Friday, 23 April 2010

My Dummies Ride to Social Security

My own man alone
The independence of mind and means is a wonderful thing to have but this kind of single-mindedness comes with dangers and hazards that I have so well learnt.
I have been in employment since 1991 and the longest time I was out of work before now was for 5 months between December 1999 and April 2000.
In the UK, welfare and social security was never anything you felt encouraged to call on, no matter how dire your situation might be; after visiting those offices for 3 weeks in early 1991 I decided nothing will compel me to enter those crooked jobless statistics ever again.
Now, in the Netherlands, I never fully understood what my working status was, where I thought I was freelancing as an ICT Consultant, I was actually on an agency’s payroll but my employment was limited to the duration of the project I was in.
That confusion of project-based employment gave me the feeling I was not entitled to any social security funds, but apparently, I had been paying my dues all the while and indeed I was entitled to a lot more that I could have expected to receive.
The downward spiral
Having this independence and resilience was working its stubborn stoicism in me, as savings ran out, debts piled up and demands grew more aggressive, my health was failing too – in a desperate quest for funds I offered part of my real estate for sale at a bargain but the market had fallen out of favour and I was near destitute.

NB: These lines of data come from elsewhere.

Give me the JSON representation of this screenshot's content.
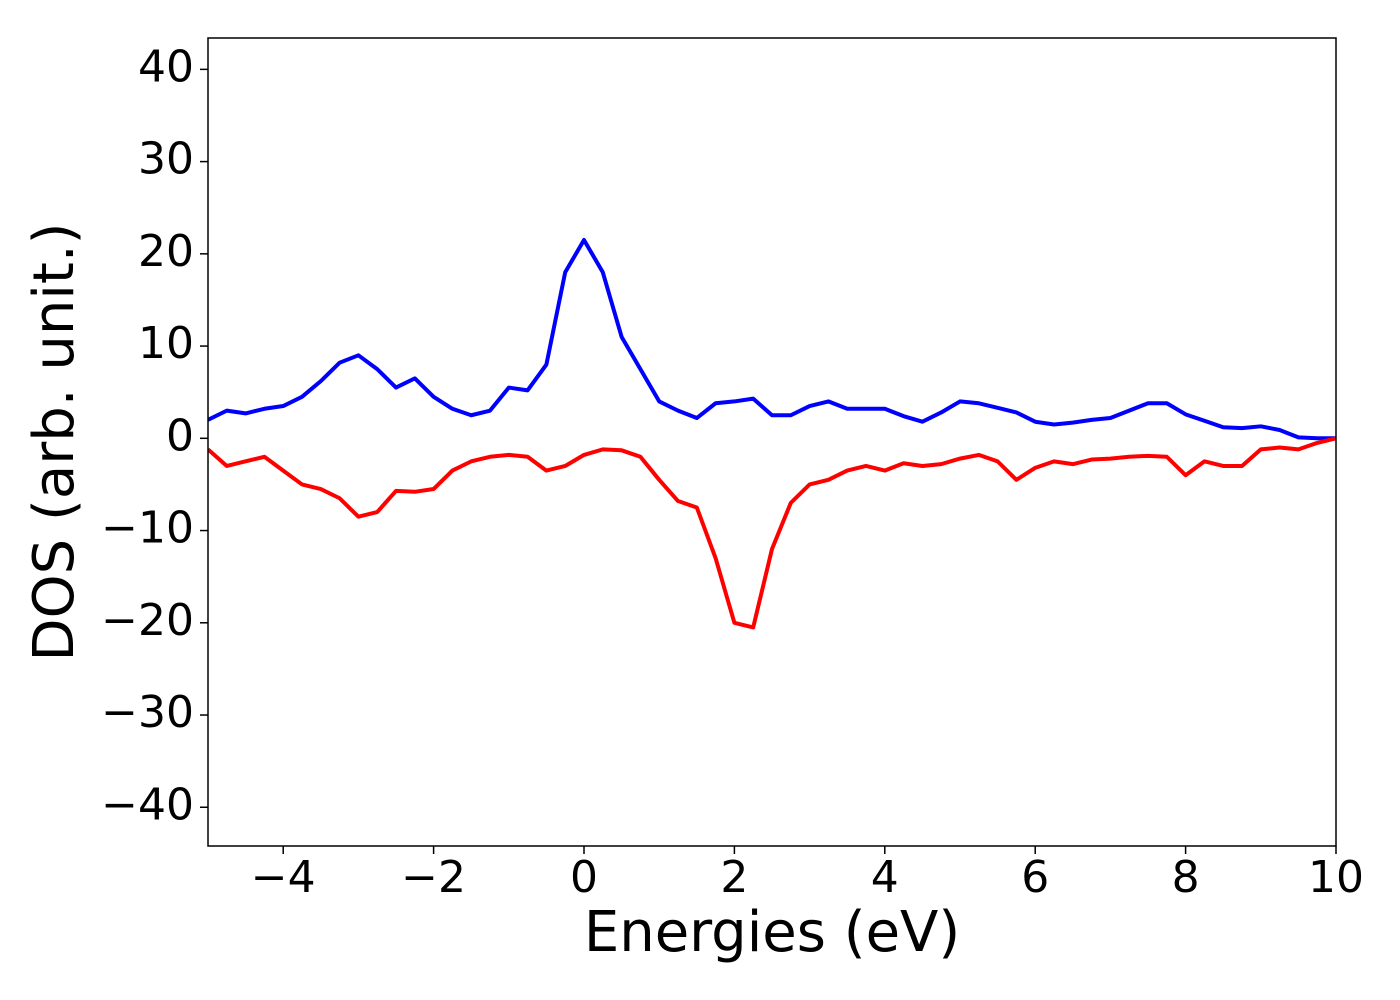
{
  "chart_data": {
    "type": "line",
    "xlabel": "Energies (eV)",
    "ylabel": "DOS (arb. unit.)",
    "x": [
      -5,
      -4.75,
      -4.5,
      -4.25,
      -4,
      -3.75,
      -3.5,
      -3.25,
      -3,
      -2.75,
      -2.5,
      -2.25,
      -2,
      -1.75,
      -1.5,
      -1.25,
      -1,
      -0.75,
      -0.5,
      -0.25,
      0,
      0.25,
      0.5,
      0.75,
      1,
      1.25,
      1.5,
      1.75,
      2,
      2.25,
      2.5,
      2.75,
      3,
      3.25,
      3.5,
      3.75,
      4,
      4.25,
      4.5,
      4.75,
      5,
      5.25,
      5.5,
      5.75,
      6,
      6.25,
      6.5,
      6.75,
      7,
      7.25,
      7.5,
      7.75,
      8,
      8.25,
      8.5,
      8.75,
      9,
      9.25,
      9.5,
      9.75,
      10
    ],
    "series": [
      {
        "color": "#0000ff",
        "values": [
          2,
          3,
          2.7,
          3.2,
          3.5,
          4.5,
          6.2,
          8.2,
          9,
          7.5,
          5.5,
          6.5,
          4.5,
          3.2,
          2.5,
          3,
          5.5,
          5.2,
          8,
          18,
          21.5,
          18,
          11,
          7.5,
          4,
          3,
          2.2,
          3.8,
          4,
          4.3,
          2.5,
          2.5,
          3.5,
          4,
          3.2,
          3.2,
          3.2,
          2.4,
          1.8,
          2.8,
          4,
          3.8,
          3.3,
          2.8,
          1.8,
          1.5,
          1.7,
          2,
          2.2,
          3,
          3.8,
          3.8,
          2.6,
          1.9,
          1.2,
          1.1,
          1.3,
          0.9,
          0.1,
          0,
          0
        ]
      },
      {
        "color": "#ff0000",
        "values": [
          -1.2,
          -3,
          -2.5,
          -2,
          -3.5,
          -5,
          -5.5,
          -6.5,
          -8.5,
          -8,
          -5.7,
          -5.8,
          -5.5,
          -3.5,
          -2.5,
          -2,
          -1.8,
          -2,
          -3.5,
          -3,
          -1.8,
          -1.2,
          -1.3,
          -2,
          -4.5,
          -6.8,
          -7.5,
          -13,
          -20,
          -20.5,
          -12,
          -7,
          -5,
          -4.5,
          -3.5,
          -3,
          -3.5,
          -2.7,
          -3,
          -2.8,
          -2.2,
          -1.8,
          -2.5,
          -4.5,
          -3.2,
          -2.5,
          -2.8,
          -2.3,
          -2.2,
          -2,
          -1.9,
          -2,
          -4,
          -2.5,
          -3,
          -3,
          -1.2,
          -1,
          -1.2,
          -0.5,
          0
        ]
      }
    ],
    "xlim": [
      -5,
      10
    ],
    "xticks": [
      {
        "value": -4,
        "label": "−4"
      },
      {
        "value": -2,
        "label": "−2"
      },
      0,
      2,
      4,
      6,
      8,
      10
    ],
    "ylim": [
      -44.2,
      43.4
    ],
    "yticks": [
      {
        "value": -40,
        "label": "−40"
      },
      {
        "value": -30,
        "label": "−30"
      },
      {
        "value": -20,
        "label": "−20"
      },
      {
        "value": -10,
        "label": "−10"
      },
      0,
      10,
      20,
      30,
      40
    ]
  }
}
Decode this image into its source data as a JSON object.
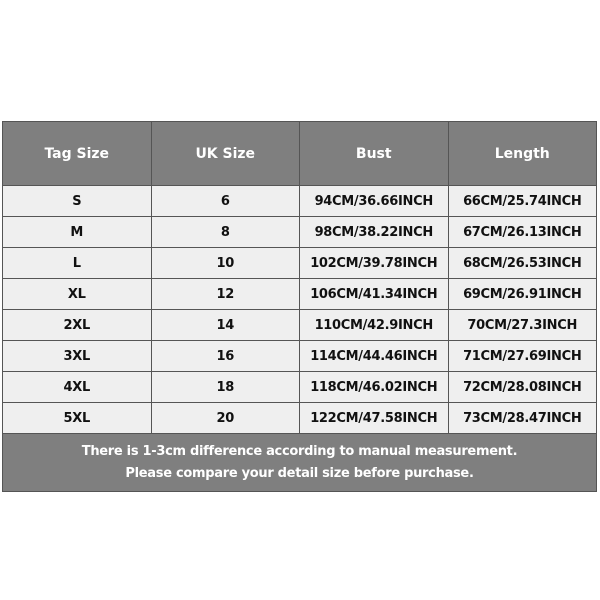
{
  "headers": [
    "Tag Size",
    "UK Size",
    "Bust",
    "Length"
  ],
  "rows": [
    [
      "S",
      "6",
      "94CM/36.66INCH",
      "66CM/25.74INCH"
    ],
    [
      "M",
      "8",
      "98CM/38.22INCH",
      "67CM/26.13INCH"
    ],
    [
      "L",
      "10",
      "102CM/39.78INCH",
      "68CM/26.53INCH"
    ],
    [
      "XL",
      "12",
      "106CM/41.34INCH",
      "69CM/26.91INCH"
    ],
    [
      "2XL",
      "14",
      "110CM/42.9INCH",
      "70CM/27.3INCH"
    ],
    [
      "3XL",
      "16",
      "114CM/44.46INCH",
      "71CM/27.69INCH"
    ],
    [
      "4XL",
      "18",
      "118CM/46.02INCH",
      "72CM/28.08INCH"
    ],
    [
      "5XL",
      "20",
      "122CM/47.58INCH",
      "73CM/28.47INCH"
    ]
  ],
  "note": [
    "There is 1-3cm difference according to manual measurement.",
    "Please compare your detail size before purchase."
  ]
}
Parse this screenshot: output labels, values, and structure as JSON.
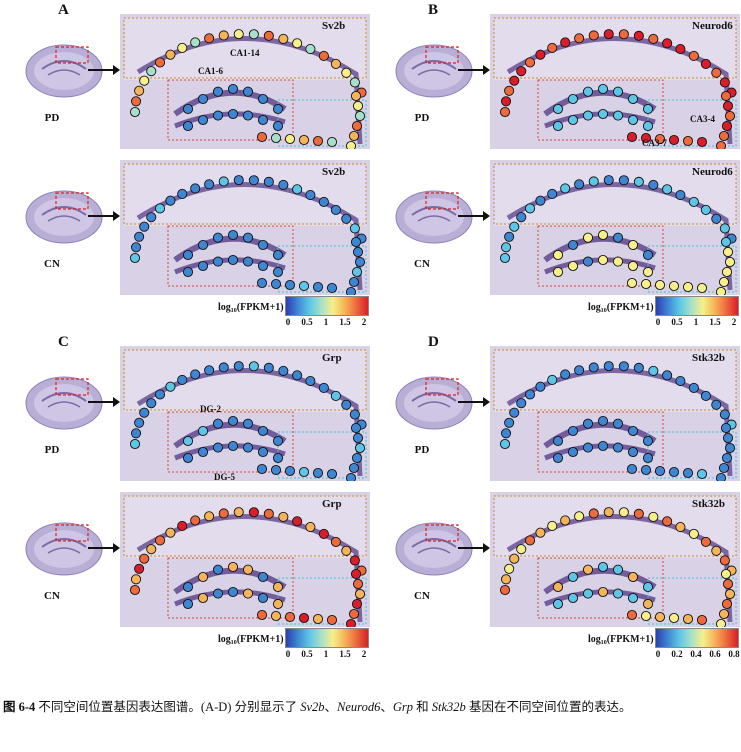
{
  "panels": [
    {
      "letter": "A",
      "gene": "Sv2b",
      "rows": [
        {
          "condition": "PD",
          "gene": "Sv2b"
        },
        {
          "condition": "CN",
          "gene": "Sv2b"
        }
      ],
      "callouts": [
        "CA1-6",
        "CA1-14"
      ],
      "colorbar": {
        "title": "log₁₀(FPKM+1)",
        "ticks": [
          "0",
          "0.5",
          "1",
          "1.5",
          "2"
        ]
      }
    },
    {
      "letter": "B",
      "gene": "Neurod6",
      "rows": [
        {
          "condition": "PD",
          "gene": "Neurod6"
        },
        {
          "condition": "CN",
          "gene": "Neurod6"
        }
      ],
      "callouts": [
        "CA3-4",
        "CA3-7"
      ],
      "colorbar": {
        "title": "log₁₀(FPKM+1)",
        "ticks": [
          "0",
          "0.5",
          "1",
          "1.5",
          "2"
        ]
      }
    },
    {
      "letter": "C",
      "gene": "Grp",
      "rows": [
        {
          "condition": "PD",
          "gene": "Grp"
        },
        {
          "condition": "CN",
          "gene": "Grp"
        }
      ],
      "callouts": [
        "DG-2",
        "DG-5"
      ],
      "colorbar": {
        "title": "log₁₀(FPKM+1)",
        "ticks": [
          "0",
          "0.5",
          "1",
          "1.5",
          "2"
        ]
      }
    },
    {
      "letter": "D",
      "gene": "Stk32b",
      "rows": [
        {
          "condition": "PD",
          "gene": "Stk32b"
        },
        {
          "condition": "CN",
          "gene": "Stk32b"
        }
      ],
      "callouts": [],
      "colorbar": {
        "title": "log₁₀(FPKM+1)",
        "ticks": [
          "0",
          "0.2",
          "0.4",
          "0.6",
          "0.8"
        ]
      }
    }
  ],
  "caption": {
    "label": "图 6-4",
    "text_1": " 不同空间位置基因表达图谱。(A-D) 分别显示了 ",
    "gene_1": "Sv2b",
    "sep_1": "、",
    "gene_2": "Neurod6",
    "sep_2": "、",
    "gene_3": "Grp",
    "and": " 和 ",
    "gene_4": "Stk32b",
    "text_2": " 基因在不同空间位置的表达。"
  },
  "colors": {
    "tissue_bg": "#d9d2e6",
    "tissue_dark": "#5a3f8a",
    "box_orange": "#c98a2a",
    "box_red": "#d9453a",
    "box_cyan": "#39c4d8"
  }
}
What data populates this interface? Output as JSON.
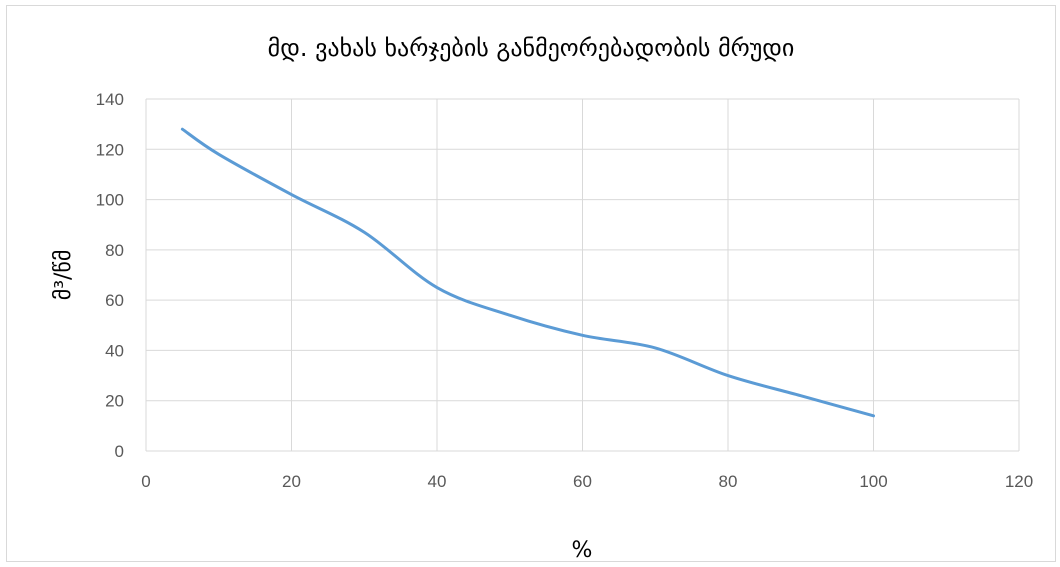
{
  "chart_data": {
    "type": "line",
    "title": "მდ. ვახას ხარჯების განმეორებადობის მრუდი",
    "xlabel": "%",
    "ylabel": "მ³/წმ",
    "xlim": [
      0,
      120
    ],
    "ylim": [
      0,
      140
    ],
    "x_ticks": [
      0,
      20,
      40,
      60,
      80,
      100,
      120
    ],
    "y_ticks": [
      0,
      20,
      40,
      60,
      80,
      100,
      120,
      140
    ],
    "x_tick_labels": [
      "0",
      "20",
      "40",
      "60",
      "80",
      "100",
      "120"
    ],
    "y_tick_labels": [
      "0",
      "20",
      "40",
      "60",
      "80",
      "100",
      "120",
      "140"
    ],
    "grid": true,
    "legend": "none",
    "line_color": "#5b9bd5",
    "series": [
      {
        "x": [
          5,
          10,
          20,
          30,
          40,
          50,
          60,
          70,
          80,
          90,
          100
        ],
        "y": [
          128,
          118,
          102,
          87,
          65,
          54,
          46,
          41,
          30,
          22,
          14
        ]
      }
    ]
  }
}
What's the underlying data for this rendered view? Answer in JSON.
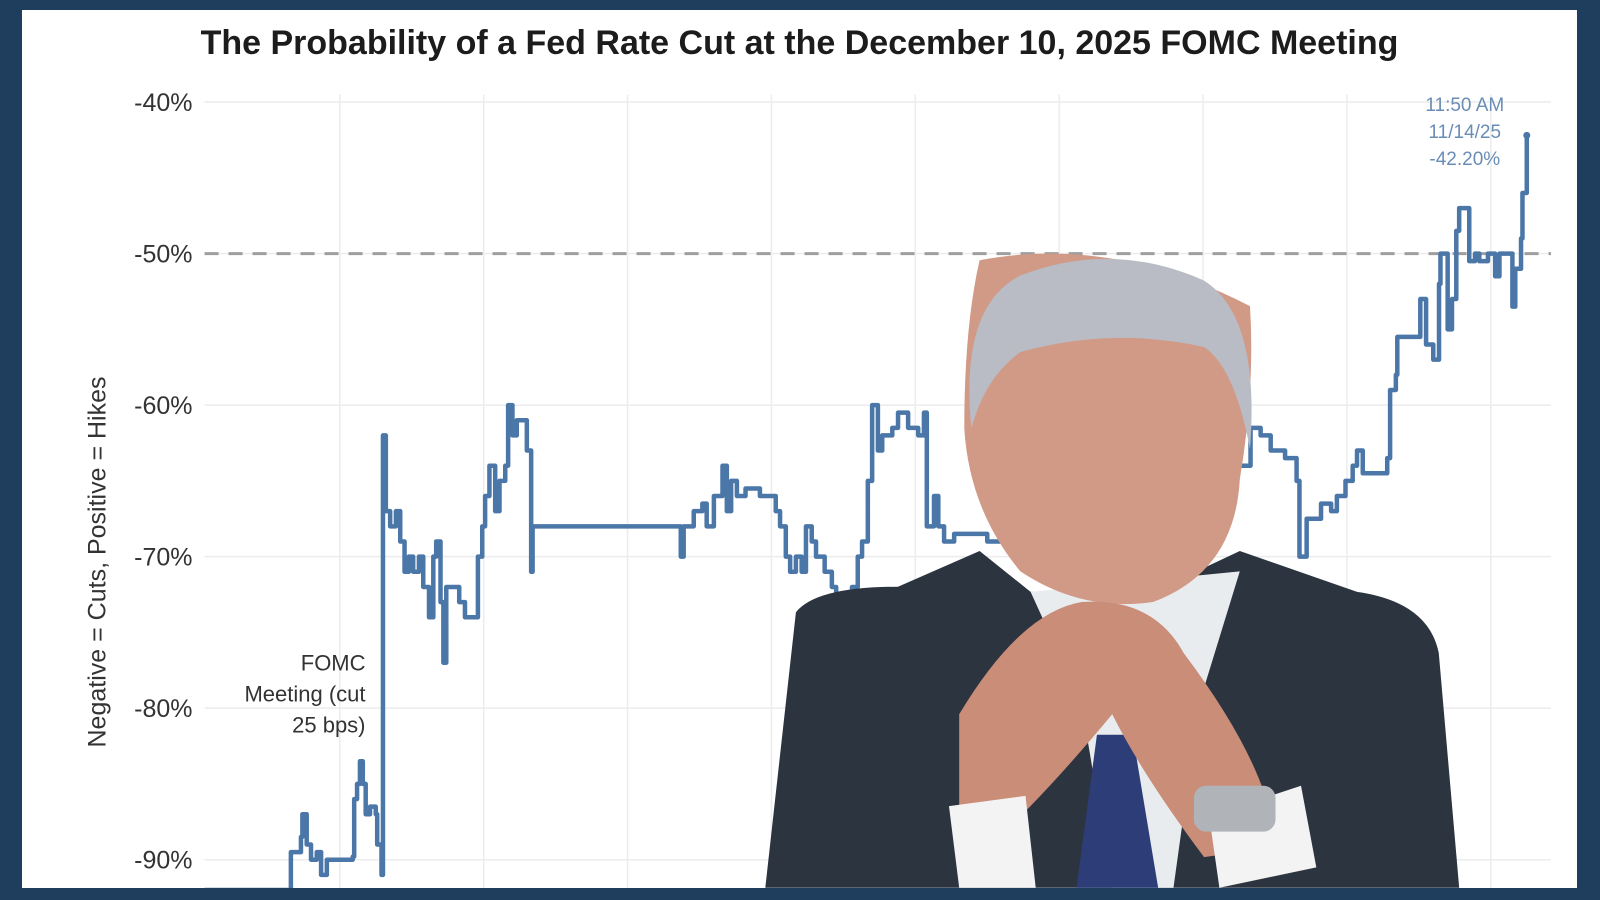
{
  "chart_data": {
    "type": "line",
    "title": "The Probability of a Fed Rate Cut at the December 10, 2025 FOMC Meeting",
    "ylabel": "Negative = Cuts, Positive = Hikes",
    "xlabel": "",
    "ylim": [
      -92,
      -39
    ],
    "yticks": [
      "-40%",
      "-50%",
      "-60%",
      "-70%",
      "-80%",
      "-90%"
    ],
    "ytick_values": [
      -40,
      -50,
      -60,
      -70,
      -80,
      -90
    ],
    "grid": true,
    "step": true,
    "reference_line": {
      "y": -50,
      "style": "dashed",
      "color": "#9e9e9e"
    },
    "series": [
      {
        "color": "#4a76a8",
        "x": [
          0.06,
          0.65,
          0.66,
          0.73,
          0.74,
          0.77,
          0.8,
          0.84,
          0.87,
          0.91,
          0.98,
          1.09,
          1.1,
          1.12,
          1.14,
          1.16,
          1.18,
          1.21,
          1.25,
          1.26,
          1.29,
          1.3,
          1.32,
          1.35,
          1.39,
          1.42,
          1.45,
          1.48,
          1.51,
          1.55,
          1.58,
          1.62,
          1.65,
          1.67,
          1.7,
          1.72,
          1.74,
          1.79,
          1.83,
          1.87,
          1.91,
          1.96,
          1.99,
          2.01,
          2.04,
          2.08,
          2.11,
          2.15,
          2.17,
          2.2,
          2.23,
          2.27,
          2.3,
          2.33,
          2.34,
          3.35,
          3.37,
          3.39,
          3.46,
          3.52,
          3.55,
          3.6,
          3.65,
          3.66,
          3.69,
          3.72,
          3.76,
          3.82,
          3.92,
          3.99,
          4.03,
          4.06,
          4.1,
          4.13,
          4.17,
          4.21,
          4.24,
          4.28,
          4.31,
          4.37,
          4.42,
          4.45,
          4.56,
          4.6,
          4.63,
          4.67,
          4.7,
          4.74,
          4.77,
          4.84,
          4.88,
          4.95,
          5.02,
          5.06,
          5.08,
          5.13,
          5.16,
          5.2,
          5.27,
          5.34,
          5.5,
          6.0,
          6.5,
          7.0,
          7.33,
          7.4,
          7.47,
          7.57,
          7.65,
          7.67,
          7.72,
          7.79,
          7.82,
          7.89,
          7.93,
          7.99,
          8.04,
          8.07,
          8.11,
          8.21,
          8.28,
          8.3,
          8.34,
          8.35,
          8.5,
          8.51,
          8.55,
          8.6,
          8.64,
          8.65,
          8.7,
          8.73,
          8.76,
          8.78,
          8.84,
          8.85,
          8.89,
          8.92,
          8.98,
          9.03,
          9.06,
          9.12,
          9.15,
          9.17,
          9.21,
          9.22,
          9.25
        ],
        "y": [
          -92,
          -92,
          -89.5,
          -88.5,
          -87,
          -89,
          -90,
          -89.5,
          -91,
          -90,
          -90,
          -89.8,
          -86,
          -85,
          -83.5,
          -85,
          -87,
          -86.5,
          -87,
          -89,
          -91,
          -62,
          -67,
          -68,
          -67,
          -69,
          -71,
          -70,
          -71,
          -70,
          -72,
          -74,
          -70,
          -69,
          -73,
          -77,
          -72,
          -72,
          -73,
          -74,
          -74,
          -70,
          -68,
          -66,
          -64,
          -67,
          -65,
          -64,
          -60,
          -62,
          -61,
          -61,
          -63,
          -71,
          -68,
          -68,
          -70,
          -68,
          -67,
          -66.5,
          -68,
          -66,
          -66,
          -64,
          -67,
          -65,
          -66,
          -65.5,
          -66,
          -66,
          -67,
          -68,
          -70,
          -71,
          -70,
          -71,
          -68,
          -69,
          -70,
          -71,
          -72,
          -73,
          -72,
          -70,
          -69,
          -65,
          -60,
          -63,
          -62,
          -61.5,
          -60.5,
          -61.5,
          -62,
          -60.5,
          -68,
          -66,
          -68,
          -69,
          -68.5,
          -68.5,
          -69,
          -70,
          -68,
          -64,
          -61.5,
          -62,
          -63,
          -63.5,
          -65,
          -70,
          -67.5,
          -67.5,
          -66.5,
          -67,
          -66,
          -65,
          -64,
          -63,
          -64.5,
          -64.5,
          -63.5,
          -59,
          -58,
          -55.5,
          -55.5,
          -53,
          -56,
          -57,
          -52,
          -50,
          -55,
          -53,
          -48.5,
          -47,
          -47,
          -50.5,
          -50,
          -50.5,
          -50,
          -51.5,
          -50,
          -50,
          -53.5,
          -51,
          -49,
          -46,
          -42.2
        ]
      }
    ],
    "annotations": [
      {
        "lines": [
          "FOMC",
          "Meeting (cut",
          "25 bps)"
        ],
        "x": 1.29
      },
      {
        "lines": [
          "11:50 AM",
          "11/14/25",
          "-42.20%"
        ],
        "x": 9.25,
        "y": -42.2
      }
    ]
  },
  "colors": {
    "frame": "#1f3d5c",
    "line": "#4a76a8",
    "annotation": "#6a8db5"
  }
}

Here I was, a one time high-flying expatriate on the verge of entering the dreaded credit blacklist, losing my credit cards and unable to face the fact that no money would just appear, I needed to talk to people and many people at that.
My creditors from mortgage lender, through insurance, rates, utilities, credit cards and every leech that felt they had some hold on me put on the squeeze.
By the time I knew it, penalties were mounting to the point of doubling the debts, it is so amazing how businesses apparently make their profits out of misery – people like me are conveniently classed as delinquencies – we are treated as “can’t pay, won’t pay” people who need to be sent to some workhouse till we have bled the last drop.
Starting up from below
Surely, if I had the money, I would pay, but I had no income and I had to come through the realisation that I needed every ounce of positive energy I could muster to fight the cancer that was threatening my life – honestly, I had no time to think about my iris recognition travel pass, it was the last thing on my mind – subscriptions can wait.
I was eventually persuaded to register as unemployed in December but registered myself as seeking work, this was me believing I could work whilst I was still halfway through my course of chemotherapy sessions, the serious pain did not subside until the middle of January.
Eventually, I started speaking the truth about my situation to my creditors, some had already run out of patience and I really had no great stories to tell, I was completely dependent on the charity of friends and relations and just prayed that this great tribulation would soon pass.
Working to May day
The bank sent someone round to collect, there was nothing to collect but the story he heard was the opportunity for a period of grace until May, but just 3 days after that visit, the electricity company that had been making a mint out of me refunded the excess which basically put my account back in the black with nothing to spare.
The mortgage company called and I arranged to meet them in February, they also agreed that May should be the time for reckoning, it meant I needed to start making money by May.
In reality, it was a tall order when I now realise that the chemotherapy took a lot more out of me than I was ready to admit but what looked a long way away was fast approaching me like a rampaging stampede.
In fact the real application for unemployment support only got properly filed in at a meeting in February and it got stuck within the bureaucracies, it took the help of the social services of my hospital to unwind the process and gain some traction.
They will pay and did
The social services finally made a decision, the unemployment benefits would only go back 6 months from February which was August to the day I was admitted in hospital after which I would be entitled to sickness benefit until the day I returned to work.
Apart from my mortgage arrears and a few little issues, all other rates, debts, claims and demands have basically been paid off by what came through.
I find myself thinking, if only I was not so stubbornly independent and just walked into the social security office and told them I was out of work in May 2009, I would have saved myself a whole world of misery, the money would have covered the basics and the worry about the bigger bits would have been much less.